First, build docker image from main branch

git clone -b main  https://github.com/triton-inference-server/tensorrtllm_backend.git
# Update the submodules
cd tensorrtllm_backend
git lfs install
git submodule update --init --recursive
# Use the Dockerfile to build the backend in a container
# For x86_64
DOCKER_BUILDKIT=1 docker build -t triton_trt_llm -f dockerfile/Dockerfile.trt_llm_backend .
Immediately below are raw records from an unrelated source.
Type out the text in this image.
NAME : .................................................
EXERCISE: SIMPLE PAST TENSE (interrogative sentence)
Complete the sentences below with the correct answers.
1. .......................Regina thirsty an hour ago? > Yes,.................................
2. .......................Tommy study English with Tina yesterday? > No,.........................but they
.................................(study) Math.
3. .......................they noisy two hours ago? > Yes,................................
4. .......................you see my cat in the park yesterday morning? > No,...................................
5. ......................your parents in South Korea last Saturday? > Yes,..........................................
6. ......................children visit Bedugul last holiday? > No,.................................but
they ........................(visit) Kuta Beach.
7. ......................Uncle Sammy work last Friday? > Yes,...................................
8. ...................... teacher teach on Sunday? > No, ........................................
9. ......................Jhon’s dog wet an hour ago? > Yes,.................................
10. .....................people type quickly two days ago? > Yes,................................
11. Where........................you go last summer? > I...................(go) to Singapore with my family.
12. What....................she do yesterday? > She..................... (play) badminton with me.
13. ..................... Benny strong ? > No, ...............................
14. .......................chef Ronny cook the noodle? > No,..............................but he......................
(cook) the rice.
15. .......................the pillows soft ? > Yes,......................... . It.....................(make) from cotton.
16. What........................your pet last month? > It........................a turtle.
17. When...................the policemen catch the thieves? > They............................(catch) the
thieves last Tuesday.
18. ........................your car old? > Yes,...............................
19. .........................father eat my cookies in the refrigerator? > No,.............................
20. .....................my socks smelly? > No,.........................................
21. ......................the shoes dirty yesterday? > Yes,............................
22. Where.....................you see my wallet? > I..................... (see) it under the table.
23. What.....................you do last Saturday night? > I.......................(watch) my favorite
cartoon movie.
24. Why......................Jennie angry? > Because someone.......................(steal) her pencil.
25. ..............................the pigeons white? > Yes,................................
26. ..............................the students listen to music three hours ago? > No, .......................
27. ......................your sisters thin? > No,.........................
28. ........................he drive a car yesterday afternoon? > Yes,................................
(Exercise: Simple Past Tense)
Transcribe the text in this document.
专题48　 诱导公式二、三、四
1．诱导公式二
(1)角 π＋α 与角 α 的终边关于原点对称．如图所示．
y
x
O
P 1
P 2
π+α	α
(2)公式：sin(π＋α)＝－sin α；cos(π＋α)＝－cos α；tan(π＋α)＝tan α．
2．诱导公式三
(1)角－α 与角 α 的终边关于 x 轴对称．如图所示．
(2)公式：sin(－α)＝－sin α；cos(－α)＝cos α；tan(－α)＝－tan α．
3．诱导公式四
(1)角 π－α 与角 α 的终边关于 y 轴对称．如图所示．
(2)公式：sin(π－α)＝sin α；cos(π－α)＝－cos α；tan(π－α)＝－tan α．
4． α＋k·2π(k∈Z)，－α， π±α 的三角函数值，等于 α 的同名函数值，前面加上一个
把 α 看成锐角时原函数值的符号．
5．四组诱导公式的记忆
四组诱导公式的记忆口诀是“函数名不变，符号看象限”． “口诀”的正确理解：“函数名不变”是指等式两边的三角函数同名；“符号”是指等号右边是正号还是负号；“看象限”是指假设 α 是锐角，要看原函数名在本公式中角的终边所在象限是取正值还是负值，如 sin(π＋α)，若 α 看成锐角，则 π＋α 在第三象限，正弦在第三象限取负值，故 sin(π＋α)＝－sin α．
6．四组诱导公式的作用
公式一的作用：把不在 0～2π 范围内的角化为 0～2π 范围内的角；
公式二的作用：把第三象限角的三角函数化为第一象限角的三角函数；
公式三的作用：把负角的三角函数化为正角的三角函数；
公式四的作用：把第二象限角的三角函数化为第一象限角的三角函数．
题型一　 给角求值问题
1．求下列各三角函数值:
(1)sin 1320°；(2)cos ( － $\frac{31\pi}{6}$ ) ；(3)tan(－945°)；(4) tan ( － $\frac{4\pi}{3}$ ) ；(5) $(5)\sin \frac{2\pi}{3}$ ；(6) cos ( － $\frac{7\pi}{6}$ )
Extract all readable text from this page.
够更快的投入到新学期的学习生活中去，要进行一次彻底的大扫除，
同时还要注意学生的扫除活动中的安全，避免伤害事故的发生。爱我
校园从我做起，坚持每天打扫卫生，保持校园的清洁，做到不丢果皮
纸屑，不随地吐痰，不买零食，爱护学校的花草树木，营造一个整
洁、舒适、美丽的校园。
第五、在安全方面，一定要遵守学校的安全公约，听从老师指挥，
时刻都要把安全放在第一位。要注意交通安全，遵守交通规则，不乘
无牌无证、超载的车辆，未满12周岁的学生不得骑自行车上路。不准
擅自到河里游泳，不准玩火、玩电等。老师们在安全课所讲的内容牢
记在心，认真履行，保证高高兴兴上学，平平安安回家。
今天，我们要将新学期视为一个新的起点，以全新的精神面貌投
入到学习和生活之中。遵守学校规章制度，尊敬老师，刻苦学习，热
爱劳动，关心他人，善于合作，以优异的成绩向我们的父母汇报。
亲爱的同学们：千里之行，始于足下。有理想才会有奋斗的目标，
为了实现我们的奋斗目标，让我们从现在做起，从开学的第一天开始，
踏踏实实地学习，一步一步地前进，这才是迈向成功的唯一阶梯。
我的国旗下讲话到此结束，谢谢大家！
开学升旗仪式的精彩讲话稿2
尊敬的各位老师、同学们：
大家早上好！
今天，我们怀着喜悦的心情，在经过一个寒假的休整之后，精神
Then build engines using the above image

python3 hf_llama_convert.py -i /weights/huggingface/codellama/CodeLlama-7b-hf   \
                -o /weights/trt_llm/2023.12.12/llama_7B_sq0.5 \
                -sq 0.5 \
                --tensor-parallelism 4 \
                --storage-type fp16

# Build model for SmoothQuant in the _per_token_ + _per_channel_ mode
python3 build.py --ft_model_dir=/weights/trt_llm/2023.12.12/llama_7B_sq0.5/4-gpu/ \
                --dtype float16 \
                --remove_input_padding \
                --use_gpt_attention_plugin float16 \
                --paged_kv_cache \
                --use_inflight_batching \
                --enable_context_fmha \
                --use_gemm_plugin float16 \
                --max_batch_size 64  \
                --vocab_size 32016  \
                --rotary_base 1000000  \
                --use_smooth_quant \
                --per_token \
                --per_channel \
                --world_size 4 \
                --tp_size 4 \
                --output_dir /weights/trt_llm/2023.12.12/sq-convert/4-gpu

I got the following error when I run build.py

Traceback (most recent call last):
  File "/tensorrtllm_backend/tensorrt_llm/examples/llama/build.py", line 839, in <module>
    build(0, args)
  File "/tensorrtllm_backend/tensorrt_llm/examples/llama/build.py", line 783, in build
    engine = build_rank_engine(builder, builder_config, engine_name,
  File "/tensorrtllm_backend/tensorrt_llm/examples/llama/build.py", line 710, in build_rank_engine
    tensorrt_llm_llama(*inputs)
  File "/usr/local/lib/python3.10/dist-packages/tensorrt_llm/module.py", line 40, in __call__
    return self.forward(*args, **kwargs)
  File "/usr/local/lib/python3.10/dist-packages/tensorrt_llm/models/llama/model.py", line 379, in forward
    hidden_states = super().forward(input_ids, position_ids, use_cache,
  File "/usr/local/lib/python3.10/dist-packages/tensorrt_llm/models/llama/model.py", line 260, in forward
    hidden_states = layer(
  File "/usr/local/lib/python3.10/dist-packages/tensorrt_llm/module.py", line 40, in __call__
    return self.forward(*args, **kwargs)
  File "/usr/local/lib/python3.10/dist-packages/tensorrt_llm/models/llama/model.py", line 117, in forward
    attention_output = self.attention(hidden_states,
  File "/usr/local/lib/python3.10/dist-packages/tensorrt_llm/module.py", line 40, in __call__
    return self.forward(*args, **kwargs)
  File "/usr/local/lib/python3.10/dist-packages/tensorrt_llm/quantization/layers.py", line 1103, in forward
    context, past_key_value = gpt_attention(
  File "/usr/local/lib/python3.10/dist-packages/tensorrt_llm/graph_rewriting.py", line 564, in wrapper
    outs = f(*args, **kwargs)
  File "/usr/local/lib/python3.10/dist-packages/tensorrt_llm/functional.py", line 3548, in gpt_attention
    plug_inputs = [i.trt_tensor for i in plug_inputs]
  File "/usr/local/lib/python3.10/dist-packages/tensorrt_llm/functional.py", line 3548, in <listcomp>
    plug_inputs = [i.trt_tensor for i in plug_inputs]
AttributeError: 'NoneType' object has no attribute 'trt_tensor'
wjueyao commented 9 months ago

@Tracin please take a look here

Tracin commented 9 months ago

@wjueyao This will be fixed in release v0.7.0 in recent days.